Je savais que Larcier était allé réclamer ses comptes de tutelle. Le vieux Bonnel lui devait donc de l’argent. Il était peu probable dans ces conditions qu’il voulût voler le vieillard, et la véritable cause du crime était celle que j’avais imaginée: une dispute, un accès de colère, un accident, l’affolement d’être cru coupable... Pourtant le vide des armoires et du coffre gênait un peu mes suppositions. Pourquoi Larcier avait-il fait disparaître ces papiers?... Maintenant, il était possible que le père Bonnel n’eût pas de papiers chez lui. L’enquête que l’on poursuivrait, en indiquant les maisons de banque avec lesquelles il était en rapport, donnerait peut-être des résultats... Mais cette enquête, pour le moment, personne ne songeait à la faire. Pour le juge d’instruction, l’assassin avait emporté les papiers et ce n’était pas la peine de chercher plus loin.

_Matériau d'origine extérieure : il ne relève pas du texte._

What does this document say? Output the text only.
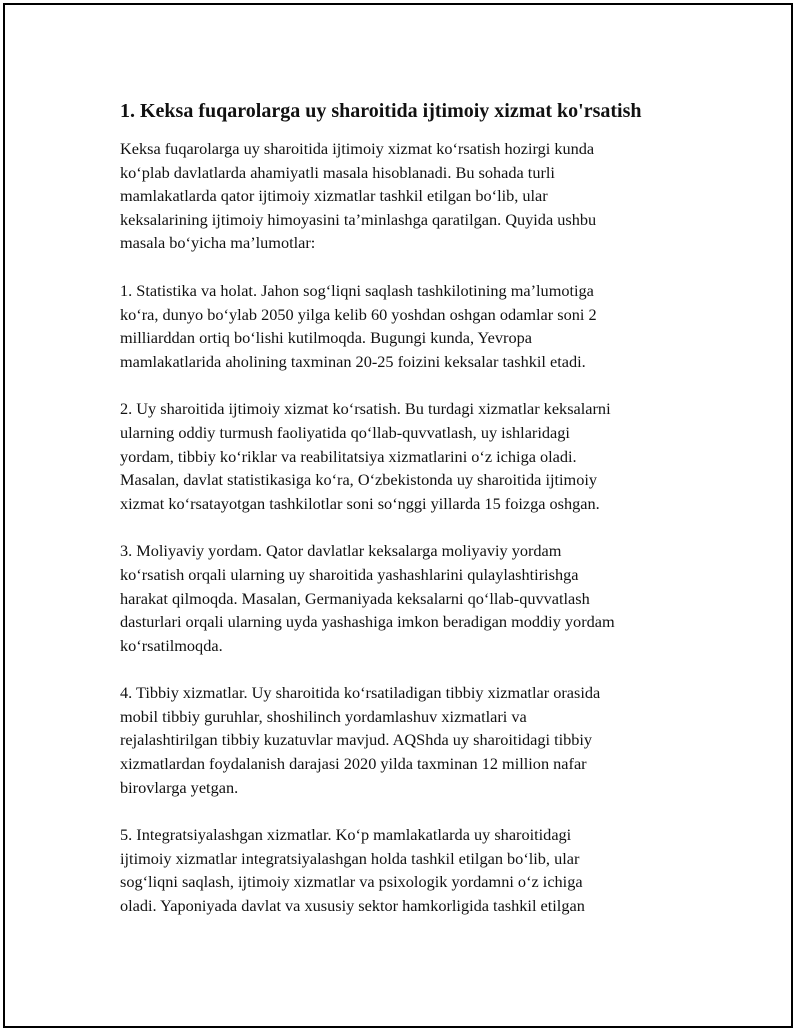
1. Keksa fuqarolarga uy sharoitida ijtimoiy xizmat ko'rsatish

Keksa fuqarolarga uy sharoitida ijtimoiy xizmat koʻrsatish hozirgi kunda
koʻplab davlatlarda ahamiyatli masala hisoblanadi. Bu sohada turli
mamlakatlarda qator ijtimoiy xizmatlar tashkil etilgan boʻlib, ular
keksalarining ijtimoiy himoyasini taʼminlashga qaratilgan. Quyida ushbu
masala boʻyicha maʼlumotlar:

1. Statistika va holat. Jahon sogʻliqni saqlash tashkilotining maʼlumotiga
koʻra, dunyo boʻylab 2050 yilga kelib 60 yoshdan oshgan odamlar soni 2
milliarddan ortiq boʻlishi kutilmoqda. Bugungi kunda, Yevropa
mamlakatlarida aholining taxminan 20-25 foizini keksalar tashkil etadi.

2. Uy sharoitida ijtimoiy xizmat koʻrsatish. Bu turdagi xizmatlar keksalarni
ularning oddiy turmush faoliyatida qoʻllab-quvvatlash, uy ishlaridagi
yordam, tibbiy koʻriklar va reabilitatsiya xizmatlarini oʻz ichiga oladi.
Masalan, davlat statistikasiga koʻra, Oʻzbekistonda uy sharoitida ijtimoiy
xizmat koʻrsatayotgan tashkilotlar soni soʻnggi yillarda 15 foizga oshgan.

3. Moliyaviy yordam. Qator davlatlar keksalarga moliyaviy yordam
koʻrsatish orqali ularning uy sharoitida yashashlarini qulaylashtirishga
harakat qilmoqda. Masalan, Germaniyada keksalarni qoʻllab-quvvatlash
dasturlari orqali ularning uyda yashashiga imkon beradigan moddiy yordam
koʻrsatilmoqda.

4. Tibbiy xizmatlar. Uy sharoitida koʻrsatiladigan tibbiy xizmatlar orasida
mobil tibbiy guruhlar, shoshilinch yordamlashuv xizmatlari va
rejalashtirilgan tibbiy kuzatuvlar mavjud. AQShda uy sharoitidagi tibbiy
xizmatlardan foydalanish darajasi 2020 yilda taxminan 12 million nafar
birovlarga yetgan.

5. Integratsiyalashgan xizmatlar. Koʻp mamlakatlarda uy sharoitidagi
ijtimoiy xizmatlar integratsiyalashgan holda tashkil etilgan boʻlib, ular
sogʻliqni saqlash, ijtimoiy xizmatlar va psixologik yordamni oʻz ichiga
oladi. Yaponiyada davlat va xususiy sektor hamkorligida tashkil etilgan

Au fond, le plus simple pour moi était d’essayer de retrouver Larcier, puisque j’étais sur sa trace, et de ne pas m’occuper de l’enquête judiciaire.

Je me rendis de bonne heure à la gare de Bar-le-Duc, et je trouvai enfin la préposée aux billets à qui je demandai si elle n’avait pas reçu de pièces de cinq francs. Sa réponse fut négative. Je lui demandai encore si elle n’avait pas vu, un jour auparavant, à son guichet, un homme de haute taille, vêtu d’un chapeau mou et d’un grand pardessus de couleur sombre, et tenant un mouchoir sur son visage, comme un homme très enrhumé.

—Oh! vous savez, me dit-elle, il passe tant de monde par ici! Je pourrais vous dire que je m’en rappelle, mais je ne m’en rappelle pas. Peut-être qu’à force que vous me demandiez, je finirais par m’imaginer que je l’ai vu, mais sincèrement, je ne peux pas dire que je m’en souviens.

Je revins à l’hôtel, où Blanche m’attendait, et je dus avouer que les indices pour poursuivre Larcier me faisaient un peu défaut.

Je pensais bien qu’il était allé à Paris... Mais, une fois à Paris, où diriger mes recherches? Ma foi, tant pis! Nous irions à Paris...

D’ailleurs, avant de demander un billet pour Bar-le-Duc, à la petite gare où il a changé les cent francs, il a demandé un billet pour Paris et il s’est repris. Il est certainement à Paris, du moins il a dû y passer. Allons à Paris...

Blanche et moi nous pensions chacun de notre côté: «Qu’importe! puisque nous y allons ensemble...» Mais aucun de nous n’osait prononcer cette phrase, et c’est à peine si nous nous la formulions en dedans de nous.